Unfortunately, these strengths also get us into trouble. We see that we can do it all and assume that we should. We fear that delegating or outsourcing will be perceived as a cop-out. And, as a result, we find ourselves drowning in a high volume of low-value tasks.
This concept of the Value-Volume Matrix anchors my earliest conversations with all TLB clients. Because the math just isn’t adding up for today’s corporate legal departments. Workloads are growing, in-house resources are shrinking, and teams can only rebalance the equation by introducing external forces.
These forces have traditionally arrived in the form of outside counsel or legal optimization professionals — and both will continue to play vital roles in the resourcing mix. But, even as the founder of a legal optimization company myself, I feel confident saying that the greatest untapped force is actually AI. And I say that for a reason you might not suspect.
Artificial Intelligence, Real Change
The productivity boost experienced by in-house legal teams that leverage AI solutions is already undeniable. But the result I’m most excited by is more of a cultural shift.
Far from posing a threat to the humans who embrace it, I believe AI is handing lawyers a once-in-a-generation opportunity to redefine the value of their work.
None of software’s (literally) superhuman strengths overlap with activities in-house lawyers love or business executives value. (Spoiler: Accurate invoice review and efficient case research probably won’t be the reasons for your next salary increase!) And most of the personal triumphs and career breakthroughs I’ve witnessed were the result of highly-nuanced soft skills that most AI tools aren’t even interested in replicating.
If we embracethe rightful role of AI within our organizations, we can gradually:
- Allocate more time toward creative, strategic, value-adding work
- Spend more of that time developing partnerships with business colleagues
- Redefine our value through strategy and results (not time and tasks)
We have the opportunity to design the kind of days in-house legal pros have wanted all along.
A.I. Legal Tech Worth Your Attention
I share my views on AI’s ultimate potential not only because I think they’re entirely plausible, but also because they’re emotionally resonant.
I want in-house counsel to know that there’s more to gain than just a minor productivity edge — the foundations of the profession are ripe for reimagining. And among the teams I’ve seen complete successful legal tech transformations, each one eventually had to draw motivation from a deeply felt sense of mission.

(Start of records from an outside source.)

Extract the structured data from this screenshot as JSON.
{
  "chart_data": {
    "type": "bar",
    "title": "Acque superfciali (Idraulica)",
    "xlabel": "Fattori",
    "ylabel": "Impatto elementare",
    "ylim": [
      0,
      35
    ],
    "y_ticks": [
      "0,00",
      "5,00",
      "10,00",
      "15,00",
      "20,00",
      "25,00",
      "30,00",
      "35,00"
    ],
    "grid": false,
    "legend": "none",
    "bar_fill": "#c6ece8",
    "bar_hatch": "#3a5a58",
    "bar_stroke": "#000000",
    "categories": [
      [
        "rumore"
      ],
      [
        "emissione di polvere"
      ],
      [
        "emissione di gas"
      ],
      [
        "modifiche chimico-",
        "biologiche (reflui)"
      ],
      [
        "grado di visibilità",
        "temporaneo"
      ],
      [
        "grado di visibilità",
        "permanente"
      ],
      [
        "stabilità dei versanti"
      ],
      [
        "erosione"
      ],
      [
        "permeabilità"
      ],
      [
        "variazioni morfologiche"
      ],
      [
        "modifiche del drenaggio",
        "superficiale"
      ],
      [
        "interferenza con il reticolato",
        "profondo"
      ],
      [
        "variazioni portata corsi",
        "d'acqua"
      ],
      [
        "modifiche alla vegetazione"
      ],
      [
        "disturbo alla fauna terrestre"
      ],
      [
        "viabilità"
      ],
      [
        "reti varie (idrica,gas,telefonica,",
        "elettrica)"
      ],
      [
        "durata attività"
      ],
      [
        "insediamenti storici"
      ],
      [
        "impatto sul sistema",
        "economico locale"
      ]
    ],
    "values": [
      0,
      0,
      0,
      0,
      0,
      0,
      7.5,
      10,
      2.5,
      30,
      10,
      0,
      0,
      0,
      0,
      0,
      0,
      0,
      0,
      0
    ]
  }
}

Still, I don’t want my description of an ideal future to obscure the current progress in the field. I also appreciate that a topic as technical as AI is easier to learn through application than abstraction. (It was for me!). So let me leave you with a few suggestions for categories worth watching.
- Legal invoice review. Supervised machine learning models caninterpret narrative descriptions within legal invoices — categorizing billed services, summarizing timekeeper contributions, and flagging guideline violations
- Contract management. Supervised machine learning models can interpret contract language, extract data, and analyze risks. Generative AI tools can offer suggested redlines as well.
- Legal research. Generative AI tools can take your search query, interpret relevant case law, and compose easily digestible summaries in a matter of seconds.
- Knowledge management. Generative AI tools can make knowledge management tools more accessible,facilitating faster searches via chatbots (You can use them within the department and/or as Legal’s “front door” to the wider business 🤓).
Join the Conversation
I believe the future state of AI in the workplace will be better for everyone if in-house legal teams have a voice in the conversation.
But, as with the technology itself, there’s also a powerful compounding effect at play. Small, fast, and frequent steps taken early will have dramatically more impact than large initiatives launched later.
So start experimenting soon — and let me know what you see when you do!